Clinton’s plan: How some families would do



WASHINGTON (AP)—If you’ve been skating by without health insurance to make payments on your BMW, the Clinton health plan could mean some big new bills. But if you’ve been unable to get coverage because your child has a serious illness, you could be in for some help.

President Clinton says ‘‘the vast majority’‘ of Americans would pay the same or less for benefits that would be as good or better than most enjoy now. And everybody would win because they would never worry again about losing health coverage, he says.

But there would be individual winners and losers by the millions if and when the nation switched to Clinton’s Health Security Plan.

Most of the 37 million uninsured Americans would be winners. A good many are workers whose employers would have to start paying most of the health premiums for them and their families.

On the other hand, Nancy Scola of Towers Perrin, a major benefits consulting company, said workers with ‘‘wonderful benefits who pay hardly anything for them now are going to be the financial losers.’‘

By forcing insurers to take all comers, without regard to their age or health, Clinton would drive up insurance rates for the young and healthy, while lowering them for older, sicker folks.

Here are some possible scenarios suggested by Marilyn Moon, a health economist for the Urban Institute. She developed the figures with support from the Kaiser Family Foundation.

The people are fictitious. The figures are based on the White House estimate that the average policy would cost $4,200 for a family and $1,800 for an individual:


Alice and Don Jones are young parents with a one-year-old infant, lots of health bills and no insurance. Jones makes $28,000 a year and works for a small business that provides no coverage. He also has a heart problem that makes insurance prohibitively expensive. She is at home with the baby.

The Joneses now pay no insurance premiums, but they spent $3,000 last year for the baby’s delivery and $1,000 for Don Jones’ medication and doctor visits. They have put off taking the baby to the doctor to save money.

Under Clinton’s plan, they would pay $840, or 20 percent of the family premium; his employer would pay the rest. They could choose a below-average cost plan with minimal out-of-pocket costs and the option to go to his heart specialist by paying 20 percent of the bill.


andy Rogers, 27, makes $32,000 a year from his own landscaping business. He is the picture of health, seldom goes to a doctor and has other uses for his disposable income than buying health insurance. He could buy a low-cost, high-deductible policy now for $1,200.

Rogers would have to pay $1,800 or close to it under the Clinton plan, even if he chose to enroll in the least expensive option, a health maintenance organization, and never darkened its door. He earns too much to qualify for discounts available to small businesses and low-wage workers.

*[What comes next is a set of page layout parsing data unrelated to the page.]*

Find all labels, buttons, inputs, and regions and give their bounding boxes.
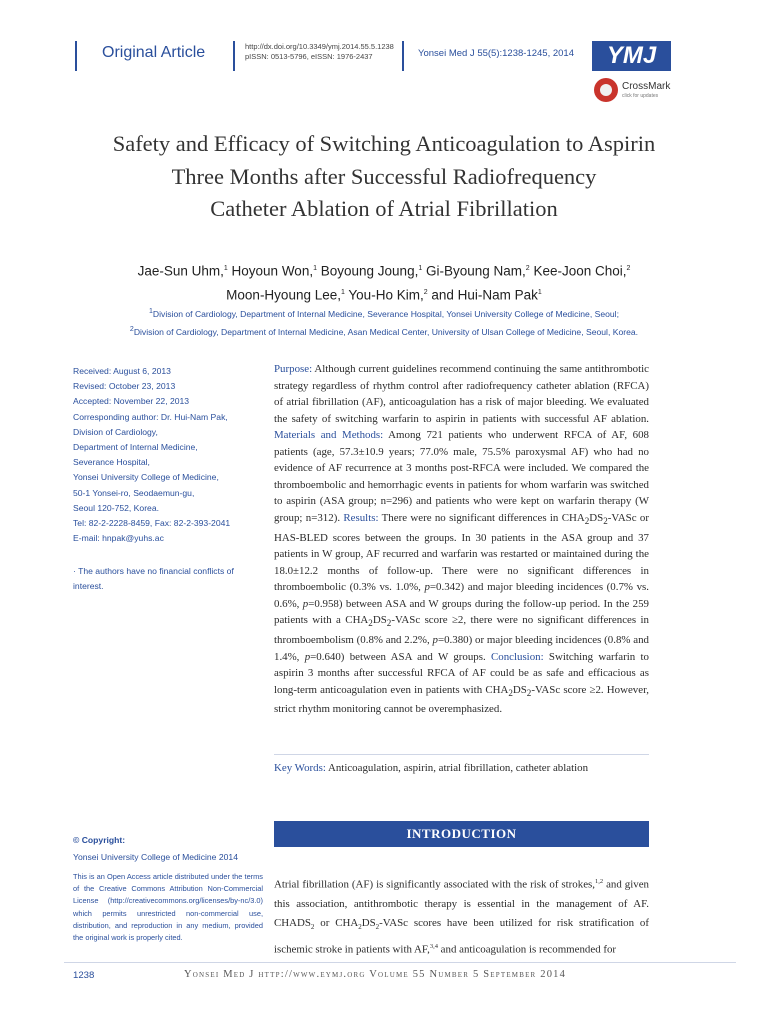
header-right-rule — [402, 41, 404, 71]
issn: pISSN: 0513-5796, eISSN: 1976-2437 — [245, 52, 373, 61]
author: Kee-Joon Choi, — [529, 263, 627, 279]
doi-link[interactable]: http://dx.doi.org/10.3349/ymj.2014.55.5.1238 — [245, 42, 394, 51]
authors-line-2 — [40, 282, 728, 306]
article-type: Original Article — [102, 44, 206, 61]
keywords — [274, 762, 654, 774]
conclusion-text: DS — [512, 683, 527, 696]
subscript: 2 — [375, 922, 380, 931]
ymj-logo[interactable]: YMJ — [592, 41, 671, 71]
address-line: Seoul 120-752, Korea. — [73, 502, 160, 513]
author-affil-mark: 1 — [313, 265, 317, 272]
copyright-holder: Yonsei University College of Medicine 2014 — [73, 852, 238, 862]
author: Jae-Sun Uhm, — [137, 263, 224, 279]
methods-label: Materials and Methods: — [274, 429, 384, 442]
author-list — [40, 258, 728, 306]
subscript: 2 — [508, 687, 513, 698]
intro-text: Atrial fibrillation (AF) is significantly associated with the risk of strokes, — [274, 878, 595, 891]
p-symbol: p — [424, 581, 430, 594]
citation[interactable]: 1,2 — [595, 878, 604, 885]
affiliation-1 — [40, 304, 728, 322]
results-text: =0.958) between ASA and W groups during the follow-up period. In the 259 patients with a CHA — [274, 597, 649, 627]
copyright-heading: © Copyright: — [73, 835, 126, 845]
results-text: =0.342) and major bleeding incidences (0.7% vs. 0.6%, — [274, 581, 649, 610]
results-text: There were no significant differences in CHA — [378, 511, 585, 524]
address-line: Severance Hospital, — [73, 457, 150, 468]
author: Moon-Hyoung Lee, — [226, 287, 341, 303]
methods-text: Among 721 patients who underwent RFCA of AF, 608 patients (age, 57.3±10.9 years; 77.0% male, 75.5% paroxysmal AF) who had no evidence of AF recurrence at 3 months post-RFCA were included. We compared the thromboembolic and hemorrhagic events in patients for whom warfarin was switched to aspirin (ASA group; n=296) and patients who were kept on warfarin therapy (W group; n=312). — [274, 429, 649, 524]
introduction-heading: INTRODUCTION — [274, 821, 649, 847]
accepted-date: Accepted: November 22, 2013 — [73, 396, 190, 407]
running-footer: Yonsei Med J http://www.eymj.org Volume 55 Number 5 September 2014 — [184, 969, 567, 980]
intro-text: DS — [361, 916, 376, 929]
subscript: 2 — [310, 922, 315, 931]
conclusion-text: -VASc score ≥2. However, strict rhythm monitoring cannot be overemphasized. — [274, 683, 649, 716]
author-affil-mark: 2 — [626, 265, 631, 272]
results-text: =0.640) between ASA and W groups. — [310, 650, 486, 663]
address-line: Yonsei University College of Medicine, — [73, 472, 219, 483]
results-text: -VASc or HAS-BLED scores between the groups. In 30 patients in the ASA group and 37 patients in W group, AF recurred and warfarin was restarted or maintained during the 18.0±12.2 months of follow-up. There were no significant differences in thromboembolic (0.3% vs. 1.0%, — [274, 511, 649, 594]
subscript: 2 — [584, 516, 590, 527]
author-affil-mark: 2 — [525, 265, 530, 272]
subscript: 2 — [386, 618, 392, 629]
page-number: 1238 — [73, 970, 95, 981]
affiliations — [40, 304, 728, 340]
results-text: DS — [372, 614, 387, 627]
keywords-label: Key Words: — [274, 762, 326, 774]
affiliation-text: Division of Cardiology, Department of Internal Medicine, Severance Hospital, Yonsei University College of Medicine, Seoul; — [152, 308, 619, 319]
subscript: 2 — [358, 922, 362, 931]
results-text: -VASc score ≥2, there were no significant differences in thromboembolism (0.8% and 2.2%, — [274, 614, 649, 647]
abstract — [274, 361, 649, 718]
article-title — [40, 128, 728, 226]
revised-date: Revised: October 23, 2013 — [73, 381, 176, 392]
crossmark-badge[interactable] — [592, 76, 676, 104]
affil-mark: 2 — [129, 325, 134, 333]
results-text: DS — [589, 511, 604, 524]
subscript: 2 — [526, 687, 532, 698]
conclusion-label: Conclusion: — [490, 650, 544, 663]
address-line: Department of Internal Medicine, — [73, 442, 198, 453]
footer-divider — [64, 962, 736, 963]
p-symbol: p — [432, 634, 438, 647]
crossmark-label: CrossMark — [622, 81, 671, 92]
affiliation-2 — [40, 322, 728, 340]
keywords-text: Anticoagulation, aspirin, atrial fibrillation, catheter ablation — [325, 762, 589, 774]
purpose-label: Purpose: — [274, 363, 313, 375]
author-affil-mark: 1 — [418, 265, 423, 272]
intro-text: or CHA — [314, 916, 359, 929]
journal-reference: Yonsei Med J 55(5):1238-1245, 2014 — [418, 48, 574, 59]
results-text: =0.380) or major bleeding incidences (0.8% and 1.4%, — [274, 634, 649, 663]
author: You-Ho Kim, — [344, 287, 424, 303]
address-line: 50-1 Yonsei-ro, Seodaemun-gu, — [73, 487, 195, 498]
crossmark-icon — [594, 78, 618, 102]
received-date: Received: August 6, 2013 — [73, 366, 171, 376]
authors-line-1 — [40, 258, 728, 282]
purpose-text: Although current guidelines recommend continuing the same antithrombotic strategy regardless of rhythm control after radiofrequency catheter ablation (RFCA) of atrial fibrillation (AF), anticoagulation has a risk of major bleeding. We evaluated the safety of switching warfarin to aspirin in patients with successful AF ablation. — [274, 363, 649, 425]
author-affil-mark: 1 — [341, 289, 345, 296]
author-affil-mark: 1 — [223, 265, 228, 272]
title-line-2: Three Months after Successful Radiofrequency — [171, 163, 597, 189]
affil-mark: 1 — [149, 308, 153, 315]
intro-text: and anticoagulation is recommended for — [437, 943, 617, 956]
conflict-statement: · The authors have no financial conflicts of interest. — [73, 566, 234, 591]
affiliation-text: Division of Cardiology, Department of Internal Medicine, Asan Medical Center, University of Ulsan College of Medicine, Seoul, Korea. — [133, 326, 639, 337]
title-line-3: Catheter Ablation of Atrial Fibrillation — [210, 196, 558, 221]
abstract-divider — [274, 754, 649, 755]
author: and Hui-Nam Pak — [427, 287, 538, 303]
author: Gi-Byoung Nam, — [422, 263, 526, 279]
p-symbol: p — [304, 650, 311, 663]
author-affil-mark: 2 — [423, 289, 428, 296]
p-symbol: p — [302, 597, 309, 610]
author-affil-mark: 1 — [537, 289, 542, 296]
phone-fax: Tel: 82-2-2228-8459, Fax: 82-2-393-2041 — [73, 518, 231, 529]
author: Boyoung Joung, — [317, 263, 419, 279]
header-left-rule — [75, 41, 77, 71]
email[interactable]: E-mail: hnpak@yuhs.ac — [73, 533, 164, 544]
title-line-1: Safety and Efficacy of Switching Anticoagulation to Aspirin — [112, 131, 656, 156]
address-line: Division of Cardiology, — [73, 426, 158, 437]
intro-text: -VASc scores have been utilized for risk stratification of ischemic stroke in patients with AF, — [274, 916, 650, 956]
corresponding-author: Corresponding author: Dr. Hui-Nam Pak, — [73, 411, 228, 422]
subscript: 2 — [603, 516, 608, 527]
doi-block — [245, 42, 394, 62]
subscript: 2 — [368, 618, 373, 629]
header-mid-rule — [233, 41, 235, 71]
crossmark-sublabel: click for updates — [622, 93, 659, 99]
article-info — [73, 364, 248, 546]
citation[interactable]: 3,4 — [429, 942, 438, 950]
license-text: This is an Open Access article distributed under the terms of the Creative Commons Attribution Non-Commercial License (http://creativecommons.org/licenses/by-nc/3.0) which permits unrestricted non-commercial use, distribution, and reproduction in any medium, provided the original work is properly cited. — [73, 872, 263, 943]
results-label: Results: — [343, 511, 379, 524]
conclusion-text: Switching warfarin to aspirin 3 months after successful RFCA of AF could be as safe and efficacious as long-term anticoagulation even in patients with CHA — [274, 650, 649, 696]
author: Hoyoun Won, — [227, 263, 314, 279]
intro-text: and given this association, antithrombotic therapy is essential in the management of AF. CHADS — [274, 878, 649, 929]
introduction-text — [274, 872, 649, 959]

Ann Adams, 31, and her three children get by on $9,000 a year in Aid to Families with Dependent Children and are covered under Medicaid. She has found many doctors unwilling to accept her family as patients, and has had to take one son to a hospital emergency room when he had an asthma attack. She pays no premiums or deductibles now.

The Clinton health plan would allow Adams to choose from a variety of health plans at or below the average cost. She might have to pay $10 to visit a doctor, but she would have access to far more doctors or a health maintenance organization.


Marie and Steven Smith have one child. Both parents work, earning a combined $43,000 a year. He makes $34,000 as a delivery man and she earns $9,000 from a 16-hour-a-week job in a nursery school.

His job provides good health coverage, but his employer pays only 70 percent of the premiums. The family has a choice of plans. They are in an HMO that costs them $116 a month, but leaves them with few out-of-pocket medical expenses.

The Smiths can stay in an HMO under Clinton’s plan and pay less. If the HMO charges $4,100, the Smiths’ share would be $740 a year, or less than $62 a month.

The big loser would be Mrs. Smith’s employer, who will be liable for roughly $100 a month of the family’s premium.


Barbara and Ben Boyd are lawyers in their mid-30s. Between them they earn $190,000. He works for a law firm and she is an executive of a trade association. They have no children, and each has free health insurance now through their jobs—no premiums, no deductibles.

The Boyds will have to pay 20 percent of a $3,600 policy—$720—or perhaps as much as $1,200 if they choose a high option, fee for service policy. Their employers could elect to pay the Boyds’ share of those premiums.


Dr. Peter Pratt, 43, makes $160,000 a year from his solo practice as a rheumatologist. His wife, Eleanor, 41, does not have a paid job. They have two kids.

Pratt provides coverage for himself, a nurse and three office workers. The premiums for his family alone cost $6,500 a year. He can deduct 25 percent of this from his taxes. The family has a $1,000 deductible and large co-payments to keep the costs of insurance down.

Under Clinton’s plan, the Pratts would pay $4,200 for an average family policy, or more if they choose a high-option plan.